After some thought my dad said that it probably could be done. Mike said "Great, I want to hire you as a consultant to do it". "Whoa, hold on" my dad said, "no one person can do this. It will take the resources of a large organization, and the three in this country capable of it are Eastman Kodak, Bausch & Lomb and American Optical". After his experiences with the financial community Mike was very suspicious of large corporations, and would have nothing to do with them. After some more discussions they parted on that note.
 
 

"-lets talk business"

 
Dr. Brian O'Brien seen with the prototype DP70 in the Research Building of American Optical. Note the large lens holder.

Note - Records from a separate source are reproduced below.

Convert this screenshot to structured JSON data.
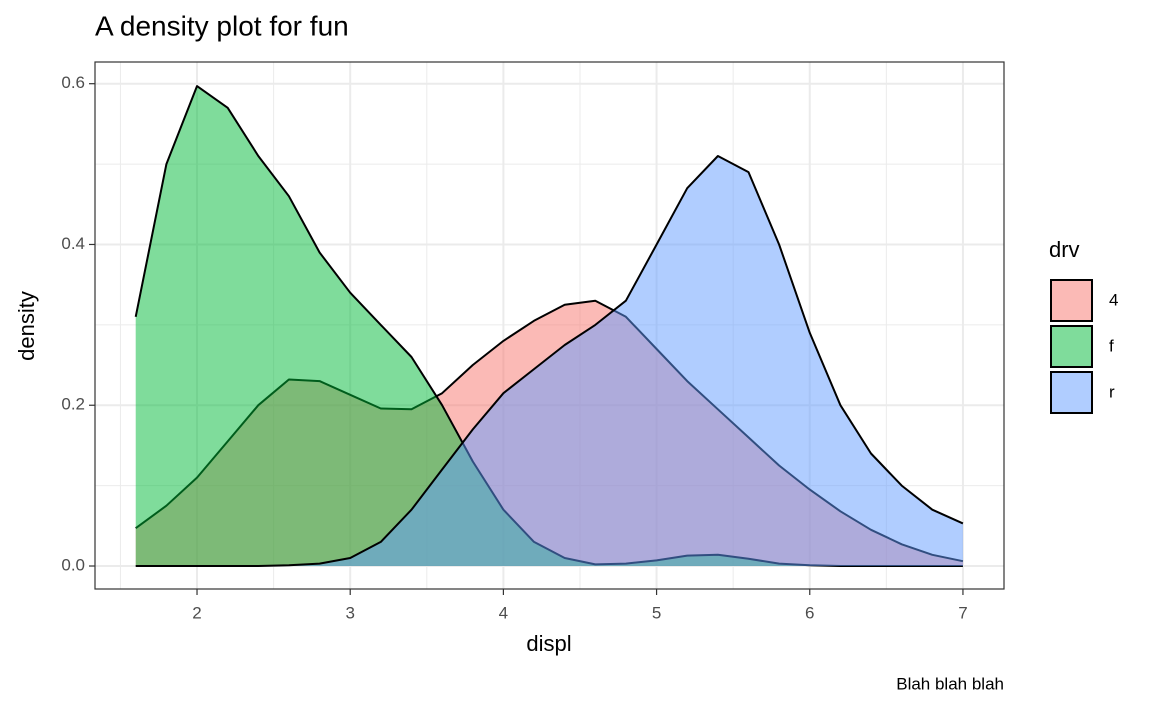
{
  "chart_data": {
    "type": "density",
    "title": "A density plot for fun",
    "x_label": "displ",
    "y_label": "density",
    "caption": "Blah blah blah",
    "legend_title": "drv",
    "legend_position": "right",
    "grid": true,
    "x": [
      1.6,
      1.8,
      2.0,
      2.2,
      2.4,
      2.6,
      2.8,
      3.0,
      3.2,
      3.4,
      3.6,
      3.8,
      4.0,
      4.2,
      4.4,
      4.6,
      4.8,
      5.0,
      5.2,
      5.4,
      5.6,
      5.8,
      6.0,
      6.2,
      6.4,
      6.6,
      6.8,
      7.0
    ],
    "series": [
      {
        "name": "4",
        "color": "#F8766D",
        "values": [
          0.047,
          0.075,
          0.11,
          0.155,
          0.2,
          0.232,
          0.23,
          0.213,
          0.196,
          0.195,
          0.215,
          0.25,
          0.28,
          0.305,
          0.325,
          0.33,
          0.31,
          0.27,
          0.23,
          0.195,
          0.16,
          0.125,
          0.095,
          0.068,
          0.045,
          0.027,
          0.014,
          0.006
        ]
      },
      {
        "name": "f",
        "color": "#00BA38",
        "values": [
          0.31,
          0.5,
          0.597,
          0.57,
          0.51,
          0.46,
          0.39,
          0.34,
          0.3,
          0.26,
          0.2,
          0.13,
          0.07,
          0.03,
          0.01,
          0.002,
          0.003,
          0.007,
          0.013,
          0.014,
          0.009,
          0.003,
          0.001,
          0,
          0,
          0,
          0,
          0
        ]
      },
      {
        "name": "r",
        "color": "#619CFF",
        "values": [
          0,
          0,
          0,
          0,
          0,
          0.001,
          0.003,
          0.01,
          0.03,
          0.07,
          0.12,
          0.17,
          0.215,
          0.245,
          0.275,
          0.3,
          0.33,
          0.4,
          0.47,
          0.51,
          0.49,
          0.4,
          0.29,
          0.2,
          0.14,
          0.1,
          0.07,
          0.053
        ]
      }
    ],
    "xlim": [
      1.334,
      7.268
    ],
    "ylim": [
      -0.0286,
      0.627
    ],
    "xticks": [
      2,
      3,
      4,
      5,
      6,
      7
    ],
    "yticks": [
      {
        "value": 0,
        "label": "0.0"
      },
      0.2,
      0.4,
      0.6
    ]
  }
}
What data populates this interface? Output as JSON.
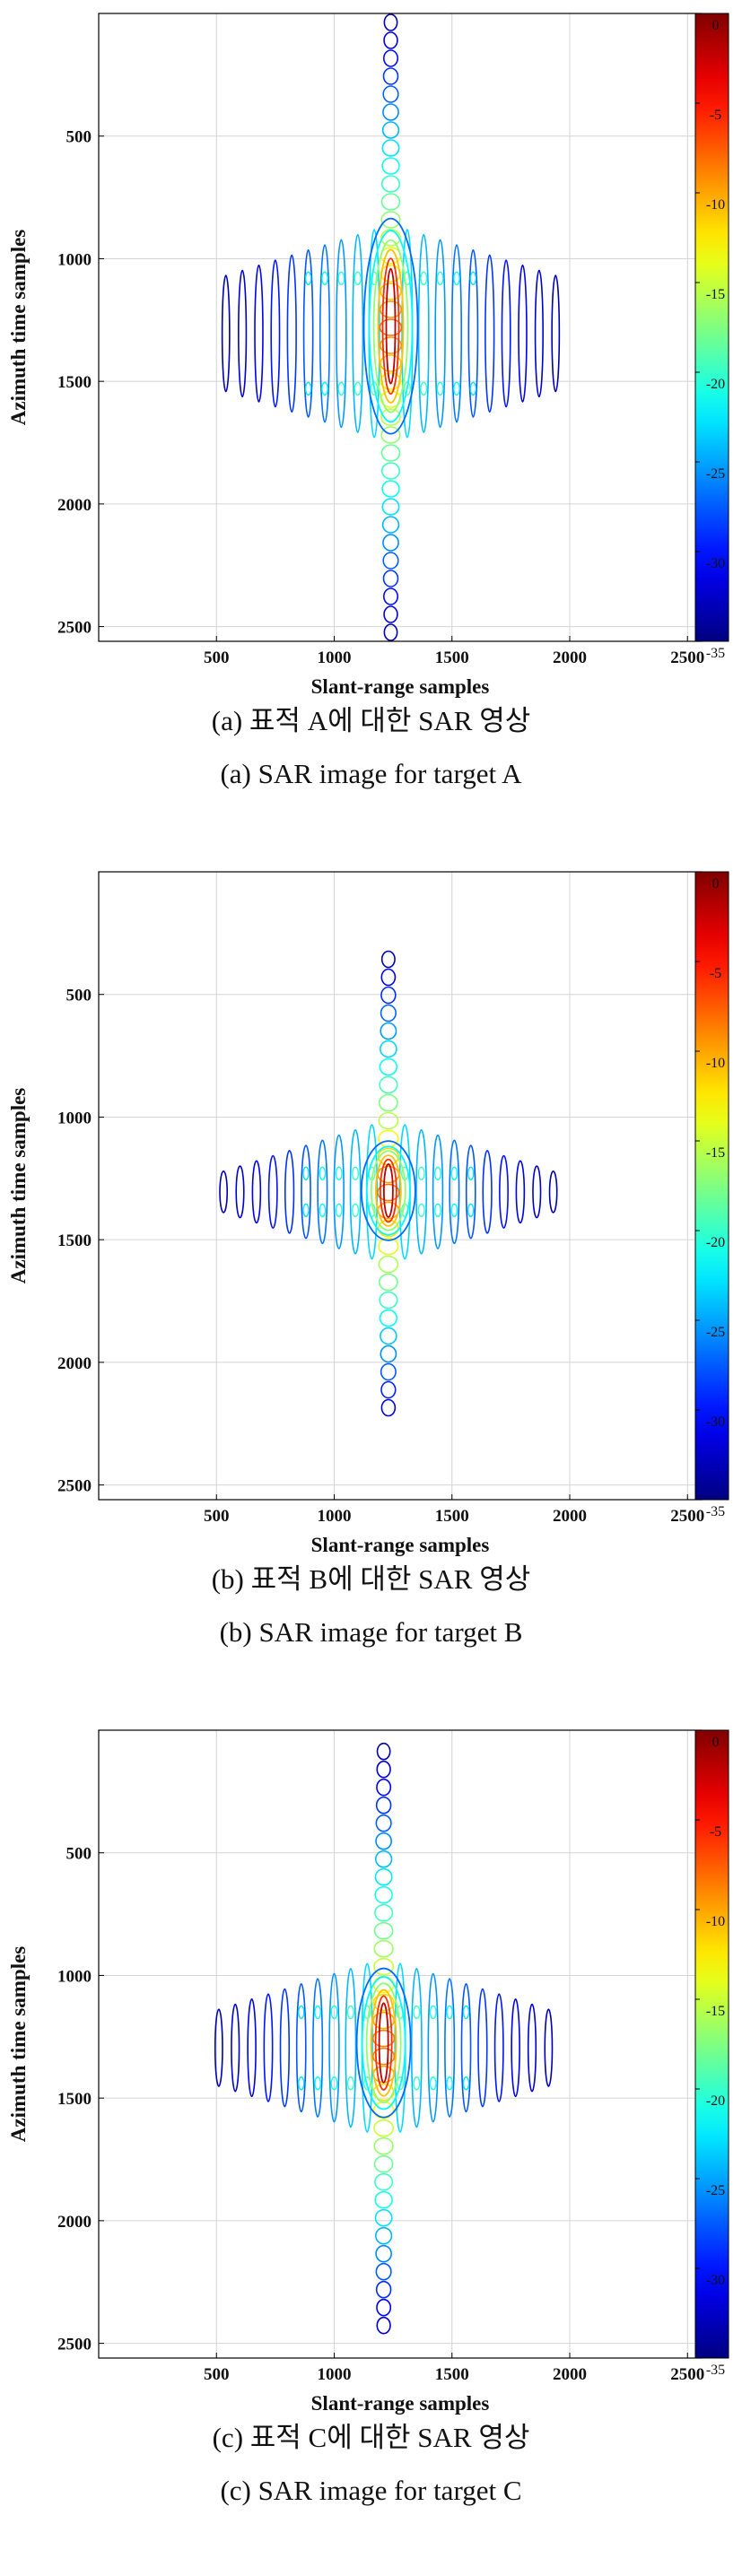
{
  "chart_data": [
    {
      "type": "contour",
      "panel_id": "a",
      "xlabel": "Slant-range samples",
      "ylabel": "Azimuth time samples",
      "xticks": [
        500,
        1000,
        1500,
        2000,
        2500
      ],
      "yticks": [
        500,
        1000,
        1500,
        2000,
        2500
      ],
      "xlim": [
        0,
        2560
      ],
      "ylim": [
        2560,
        0
      ],
      "grid": true,
      "colorbar": {
        "ticks": [
          0,
          -5,
          -10,
          -15,
          -20,
          -25,
          -30,
          -35
        ],
        "range": [
          -35,
          0
        ],
        "colormap": "jet"
      },
      "target": {
        "center_x": 1240,
        "center_y": 1280,
        "peak_y_span": [
          950,
          1600
        ],
        "azimuth_extent": [
          0,
          2560
        ],
        "range_extent": [
          520,
          1980
        ],
        "sidelobe_rows": [
          1080,
          1530
        ]
      },
      "caption_ko": "(a)  표적  A에  대한  SAR  영상",
      "caption_en": "(a)  SAR  image  for  target  A"
    },
    {
      "type": "contour",
      "panel_id": "b",
      "xlabel": "Slant-range samples",
      "ylabel": "Azimuth time samples",
      "xticks": [
        500,
        1000,
        1500,
        2000,
        2500
      ],
      "yticks": [
        500,
        1000,
        1500,
        2000,
        2500
      ],
      "xlim": [
        0,
        2560
      ],
      "ylim": [
        2560,
        0
      ],
      "grid": true,
      "colorbar": {
        "ticks": [
          0,
          -5,
          -10,
          -15,
          -20,
          -25,
          -30,
          -35
        ],
        "range": [
          -35,
          0
        ],
        "colormap": "jet"
      },
      "target": {
        "center_x": 1230,
        "center_y": 1300,
        "peak_y_span": [
          1150,
          1450
        ],
        "azimuth_extent": [
          320,
          2280
        ],
        "range_extent": [
          520,
          1960
        ],
        "sidelobe_rows": [
          1230,
          1380
        ]
      },
      "caption_ko": "(b)  표적  B에  대한  SAR  영상",
      "caption_en": "(b)  SAR  image  for  target  B"
    },
    {
      "type": "contour",
      "panel_id": "c",
      "xlabel": "Slant-range samples",
      "ylabel": "Azimuth time samples",
      "xticks": [
        500,
        1000,
        1500,
        2000,
        2500
      ],
      "yticks": [
        500,
        1000,
        1500,
        2000,
        2500
      ],
      "xlim": [
        0,
        2560
      ],
      "ylim": [
        2560,
        0
      ],
      "grid": true,
      "colorbar": {
        "ticks": [
          0,
          -5,
          -10,
          -15,
          -20,
          -25,
          -30,
          -35
        ],
        "range": [
          -35,
          0
        ],
        "colormap": "jet"
      },
      "target": {
        "center_x": 1210,
        "center_y": 1290,
        "peak_y_span": [
          1050,
          1500
        ],
        "azimuth_extent": [
          50,
          2500
        ],
        "range_extent": [
          500,
          1950
        ],
        "sidelobe_rows": [
          1150,
          1440
        ]
      },
      "caption_ko": "(c)  표적  C에  대한  SAR  영상",
      "caption_en": "(c)  SAR  image  for  target  C"
    }
  ]
}
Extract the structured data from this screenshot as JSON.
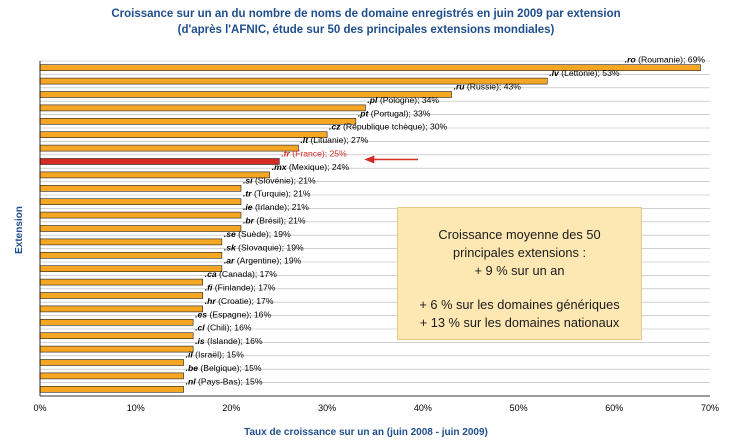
{
  "chart_data": {
    "type": "bar",
    "orientation": "horizontal",
    "title": "Croissance sur un an du nombre de noms de domaine enregistrés en juin 2009 par extension",
    "subtitle": "(d'après l'AFNIC, étude sur 50 des principales extensions mondiales)",
    "xlabel": "Taux de croissance sur un an (juin 2008 - juin 2009)",
    "ylabel": "Extension",
    "xlim": [
      0,
      70
    ],
    "xticks": [
      "0%",
      "10%",
      "20%",
      "30%",
      "40%",
      "50%",
      "60%",
      "70%"
    ],
    "colors": {
      "bar": "#f5a623",
      "highlight": "#d62a22",
      "title": "#1f4e8c"
    },
    "bars": [
      {
        "ext": ".ro",
        "rest": " (Roumanie); 69%",
        "value": 69
      },
      {
        "ext": ".lv",
        "rest": " (Lettonie); 53%",
        "value": 53
      },
      {
        "ext": ".ru",
        "rest": " (Russie); 43%",
        "value": 43
      },
      {
        "ext": ".pl",
        "rest": " (Pologne); 34%",
        "value": 34
      },
      {
        "ext": ".pt",
        "rest": " (Portugal); 33%",
        "value": 33
      },
      {
        "ext": ".cz",
        "rest": " (République tchèque); 30%",
        "value": 30
      },
      {
        "ext": ".lt",
        "rest": " (Lituanie); 27%",
        "value": 27
      },
      {
        "ext": ".fr",
        "rest": " (France); 25%",
        "value": 25,
        "highlight": true
      },
      {
        "ext": ".mx",
        "rest": " (Mexique); 24%",
        "value": 24
      },
      {
        "ext": ".si",
        "rest": " (Slovénie); 21%",
        "value": 21
      },
      {
        "ext": ".tr",
        "rest": " (Turquie); 21%",
        "value": 21
      },
      {
        "ext": ".ie",
        "rest": " (Irlande); 21%",
        "value": 21
      },
      {
        "ext": ".br",
        "rest": " (Brésil); 21%",
        "value": 21
      },
      {
        "ext": ".se",
        "rest": " (Suède); 19%",
        "value": 19
      },
      {
        "ext": ".sk",
        "rest": " (Slovaquie); 19%",
        "value": 19
      },
      {
        "ext": ".ar",
        "rest": " (Argentine); 19%",
        "value": 19
      },
      {
        "ext": ".ca",
        "rest": " (Canada); 17%",
        "value": 17
      },
      {
        "ext": ".fi",
        "rest": " (Finlande); 17%",
        "value": 17
      },
      {
        "ext": ".hr",
        "rest": " (Croatie); 17%",
        "value": 17
      },
      {
        "ext": ".es",
        "rest": " (Espagne); 16%",
        "value": 16
      },
      {
        "ext": ".cl",
        "rest": " (Chili); 16%",
        "value": 16
      },
      {
        "ext": ".is",
        "rest": " (Islande); 16%",
        "value": 16
      },
      {
        "ext": ".il",
        "rest": " (Israël); 15%",
        "value": 15
      },
      {
        "ext": ".be",
        "rest": " (Belgique); 15%",
        "value": 15
      },
      {
        "ext": ".nl",
        "rest": " (Pays-Bas); 15%",
        "value": 15
      }
    ],
    "annotation": {
      "lines": [
        "Croissance moyenne des 50",
        "principales extensions  :",
        "+ 9 % sur un an",
        "+ 6 % sur les domaines génériques",
        "+ 13 % sur les domaines nationaux"
      ]
    }
  }
}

Every other night for three weeks Mike would call my dad, usually after 10 PM, trying to persuade him to take the job personally (Mikes calls always came from his switchboard in New York even if Mike was in Belgrade or Los Angeles). Finally, he called one night and said "OK Doctor, I give up. I have been looking into the companies you mentioned and American Optical looks like the best bet. What do I do now?". "Fine" said my dad, "I am having lunch with Walter Stewart, President of AO [American Optical] next Tuesday. Why do you not come up to Southbridge and have lunch with us?". "I will be there", said Mike and hung up. The following Tuesday Mike showed up in Southbridge (AO headquarters). My dad introduced him to Walter - Mike plunked a certified check for $60,000 down on Walters desk and said "-lets talk business". -and that is how it all started.